Reviewed on Xbox One X

Team Sonic Racing isn’t so much a sequel to Sumo Digital’s Sonic and All-Stars Racing Transformed as much as it is a spiritual successor. Instead of including the varied cast of SEGA’s entire library, Team Sonic Racing instead opts for a purely Sonic-focused approach. While many SEGA diehards may be put off by the abandonment of classic characters—as a Shenmue fan, the exclusion of Ryo was a blow to my personal hype—but don’t be afraid: this is the best SEGA racer yet.

Just as its name suggests, Team Sonic Racing does divert from the traditional kart racing formula. Instead of having you gun for that precious first place position on your lonesome, most races in TSR put you in a group of three. It’s reminiscent of Sonic Heroes—in fact, most of the team presets are directly lifted from that title—wherein each team has to work together in order to win.

During races, your teammates will be able to lend you a helping hand, and you’ll be able to help them. Team members in front leave a striking gold racing line which allows others to slipstream, gaining speed off the wind you leave behind.

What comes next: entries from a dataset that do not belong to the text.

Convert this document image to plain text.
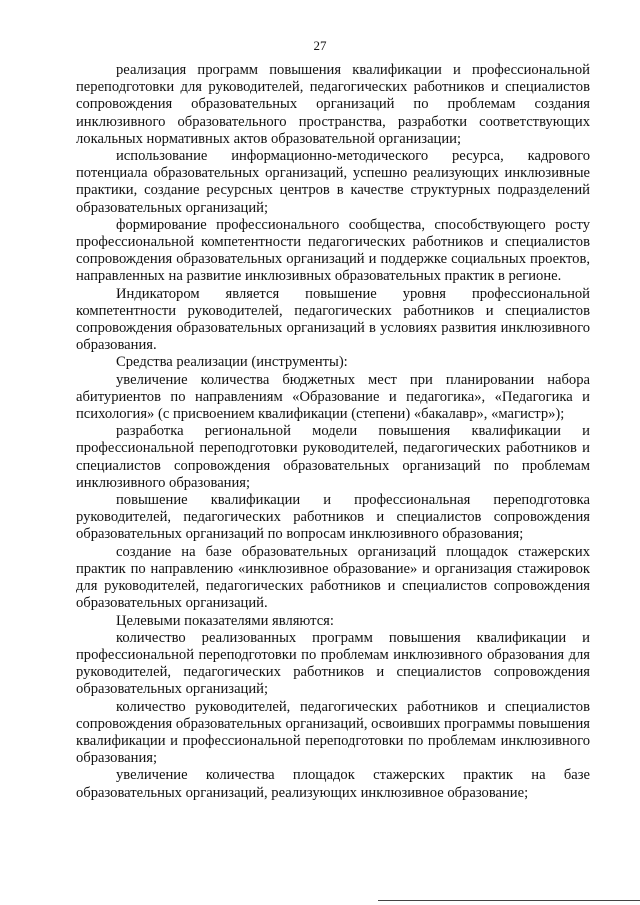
27

реализация программ повышения квалификации и профессиональной переподготовки для руководителей, педагогических работников и специалистов сопровождения образовательных организаций по проблемам создания инклюзивного образовательного пространства, разработки соответствующих локальных нормативных актов образовательной организации;

использование информационно-методического ресурса, кадрового потенциала образовательных организаций, успешно реализующих инклюзивные практики, создание ресурсных центров в качестве структурных подразделений образовательных организаций;

формирование профессионального сообщества, способствующего росту профессиональной компетентности педагогических работников и специалистов сопровождения образовательных организаций и поддержке социальных проектов, направленных на развитие инклюзивных образовательных практик в регионе.

Индикатором является повышение уровня профессиональной компетентности руководителей, педагогических работников и специалистов сопровождения образовательных организаций в условиях развития инклюзивного образования.

Средства реализации (инструменты):

увеличение количества бюджетных мест при планировании набора абитуриентов по направлениям «Образование и педагогика», «Педагогика и психология» (с присвоением квалификации (степени) «бакалавр», «магистр»);

разработка региональной модели повышения квалификации и профессиональной переподготовки руководителей, педагогических работников и специалистов сопровождения образовательных организаций по проблемам инклюзивного образования;

повышение квалификации и профессиональная переподготовка руководителей, педагогических работников и специалистов сопровождения образовательных организаций по вопросам инклюзивного образования;

создание на базе образовательных организаций площадок стажерских практик по направлению «инклюзивное образование» и организация стажировок для руководителей, педагогических работников и специалистов сопровождения образовательных организаций.

Целевыми показателями являются:

количество реализованных программ повышения квалификации и профессиональной переподготовки по проблемам инклюзивного образования для руководителей, педагогических работников и специалистов сопровождения образовательных организаций;

количество руководителей, педагогических работников и специалистов сопровождения образовательных организаций, освоивших программы повышения квалификации и профессиональной переподготовки по проблемам инклюзивного образования;

увеличение количества площадок стажерских практик на базе образовательных организаций, реализующих инклюзивное образование;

As with every kart racer, boxes on the track include a multitude of items which can be used to gain speed, attack players or defend yourself. However, in TSR these items may also be sent to your co-operative racers in order to give them a leg up in the race. If you find yourself in a pickle, a simple tap of the B button will request an item from your teammates too.

Utilising the help of your team is the best way of acquiring a top place, but remember, all of your team have to finish at a respectable rate to win a grand prix. Those who both help and are helped by their teammates are able to fill up an ULTIMATE gauge which’ll allow you to let off a powerful attack and decimate the competition.

If you’re not a fan of the whole team mechanic, Team Sonic Racing does allow traditional single-player races to take place. In fact, despite enjoying the team mechanics a fair bit, most of my time spent with the game was spent playing traditional matches. Just like with Sonic and Sega All-Stars Racing Transformed before it, Sumo Digital’s racing mechanics are some of the best in the business. If you want a brilliant kart racer, you come here, as long as you don’t have Mario Kart.

Unlike Nintendo’s plumber-focused karter, TSR does include a staggering amount of content for you to stick your teeth into. There’s a full story mode, including optional varied challenges that focus on specific mechanics, such as drifting. There’s a gacha-based (microtransaction free) parts system which allows you to customise each and every vehicle within the game. It’s content rich, a kart racer that’ll definitely last you a long time.

It also helps that TSR is a stunning-looking kart racer. While it does suffer from some unfortunate framerate issues, especially in split-screen multiplayer, it never gets in the way of gameplay. Returning tracks from previous games look drop-dead gorgeous with some of the newer, more creative, inclusions benefitting from gorgeous lighting effects and a large draw distance.

Team Sonic Racing is one of the best kart racers you can get, outside of the obvious Mario Kart 8 Deluxe. It’s a brilliant entry in the genre, and a fantastic effort from Sumo Digital. While the exclusion of classic SEGA characters outside of the Sonic franchise is a bit of a let-down, this is the best Sonic racer money can buy.